# Intel Core i7 7700K trotz NZXT X62 280mm extrem heiß in Idle und Load



## Mechanix69 (5. April 2017)

*Intel Core i7 7700K trotz NZXT X62 280mm extrem heiß in Idle und Load*

Wie es bereits in der Überschrift steht, habe ich Hitzeprobleme mit dem i7 7700K (4.6GHz @ 1.3V) trotz der NZXT X62 280mm AiO Wasserkühlung.
Zuerst hier die Temps:
Idle:                           40°C
100% Load (P95): 70-88°C
Ingame (CS:GO):   64°C

Meine Frage: Ist das so normal bei Kaby-Lake oder stimmt da was mit der Kühlung nicht?
                          Wenn ja was kann ich machen um es zu verbessern ohne Garantieverlust (z.B. durch Deliding/Köpfen)

MfG Mechanix69


----------



## PC-Bastler_2011 (5. April 2017)

*AW: Intel Core i7 7700K trotz NZXT X62 280mm extrem heiß in Idle und Load*

Nur CT oder auchbei HWMonitor?

Bei 1,3V wären die Temperaturen aber auch kein Wunder, WLP unterm IHS undso.
Welche WLP hast du bei der Kühlermontage verwendet, und entsprechend "dick" aufgetragen?

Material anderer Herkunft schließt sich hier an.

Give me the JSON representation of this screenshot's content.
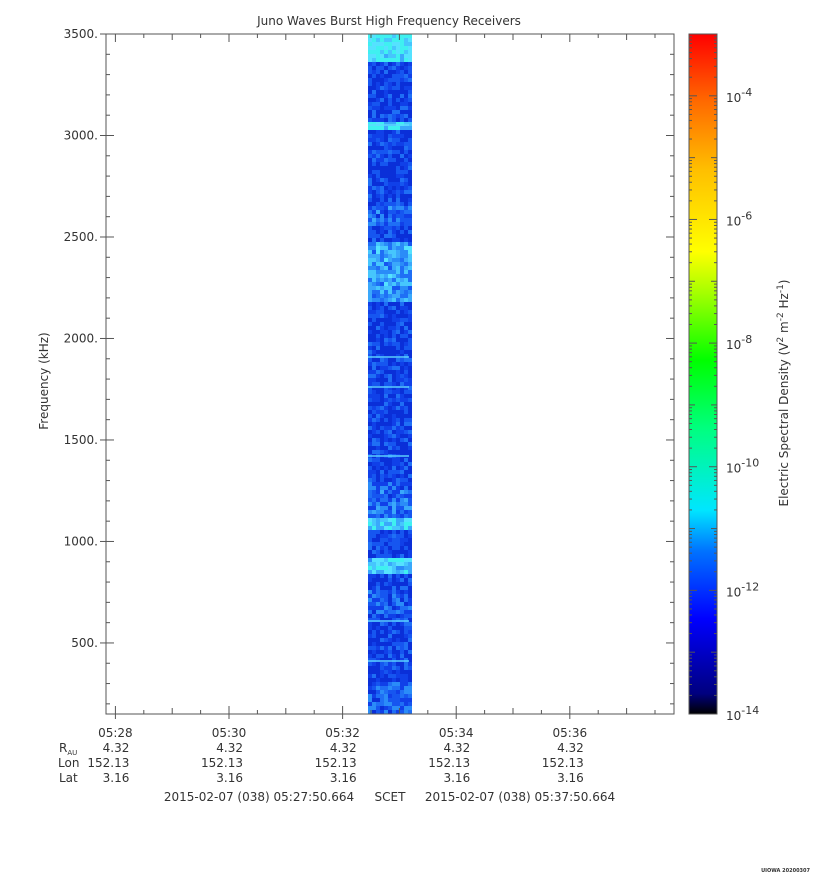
{
  "chart_data": {
    "type": "heatmap",
    "title": "Juno Waves Burst High Frequency Receivers",
    "ylabel": "Frequency (kHz)",
    "y_ticks": [
      "3500.",
      "3000.",
      "2500.",
      "2000.",
      "1500.",
      "1000.",
      "500."
    ],
    "y_tick_values": [
      3500,
      3000,
      2500,
      2000,
      1500,
      1000,
      500
    ],
    "ylim": [
      150,
      3500
    ],
    "x_ticks": [
      "05:28",
      "05:30",
      "05:32",
      "05:34",
      "05:36"
    ],
    "x_tick_minutes": [
      28,
      30,
      32,
      34,
      36
    ],
    "xlim_minutes": [
      27.8344,
      37.8344
    ],
    "data_span_minutes": [
      32.45,
      33.17
    ],
    "colorbar": {
      "label_prefix": "Electric Spectral Density (V",
      "label_mid": " m",
      "label_suffix": " Hz",
      "label_close": ")",
      "sup_2": "2",
      "sup_neg2": "-2",
      "sup_neg1": "-1",
      "scale": "log",
      "range_exponents": [
        -14,
        -3
      ],
      "tick_exponents": [
        -4,
        -6,
        -8,
        -10,
        -12,
        -14
      ],
      "tick_base": "10",
      "tick_labels": [
        "-4",
        "-6",
        "-8",
        "-10",
        "-12",
        "-14"
      ]
    },
    "ephemeris": {
      "labels": {
        "r": "R",
        "r_sub": "AU",
        "lon": "Lon",
        "lat": "Lat"
      },
      "r_au": [
        "4.32",
        "4.32",
        "4.32",
        "4.32",
        "4.32"
      ],
      "lon": [
        "152.13",
        "152.13",
        "152.13",
        "152.13",
        "152.13"
      ],
      "lat": [
        "3.16",
        "3.16",
        "3.16",
        "3.16",
        "3.16"
      ]
    },
    "time_range": {
      "start": "2015-02-07 (038) 05:27:50.664",
      "label": "SCET",
      "end": "2015-02-07 (038) 05:37:50.664"
    },
    "footer": "UIOWA 20200307",
    "colors": {
      "scale": [
        "#00007f",
        "#0000ff",
        "#007fff",
        "#00ffff",
        "#00ff00",
        "#7fff00",
        "#ffff00",
        "#ffbf00",
        "#ff7f00",
        "#ff0000"
      ]
    }
  }
}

Oder läuft die Pumpe nicht mit Volldampf? Bzw der Lüfter am Radi


----------



## Mechanix69 (5. April 2017)

*AW: Intel Core i7 7700K trotz NZXT X62 280mm extrem heiß in Idle und Load*

Danke erstmal für die Antwort.
Ich lad mal HWMonitor runter...
WLP hab ich die bereits aufgetragene verwendet weil die ganz gut sein soll aber ich habe hier noch ne Thermal Grizzly Kryonaut rumstehen.
Die Wasserkühlung läuft bei 100% und die Lüfter bei 50% (NZXT AER RGB 140mm)


----------



## defender197899 (5. April 2017)

*AW: Intel Core i7 7700K trotz NZXT X62 280mm extrem heiß in Idle und Load*

Das beste wäre wenn du den i7 köpfst  dann sind 15 -20 grad weniger drin


----------



## Threshold (5. April 2017)

*AW: Intel Core i7 7700K trotz NZXT X62 280mm extrem heiß in Idle und Load*

Köpfen und kein Garantieverlust passen aber nicht zusammen.


----------



## Chukku (5. April 2017)

*AW: Intel Core i7 7700K trotz NZXT X62 280mm extrem heiß in Idle und Load*

Die Temperaturen scheinen mir eigentlich ziemlich normal zu sein.
Besonders, weil 1.3V ja auch nicht ganz wenig sind.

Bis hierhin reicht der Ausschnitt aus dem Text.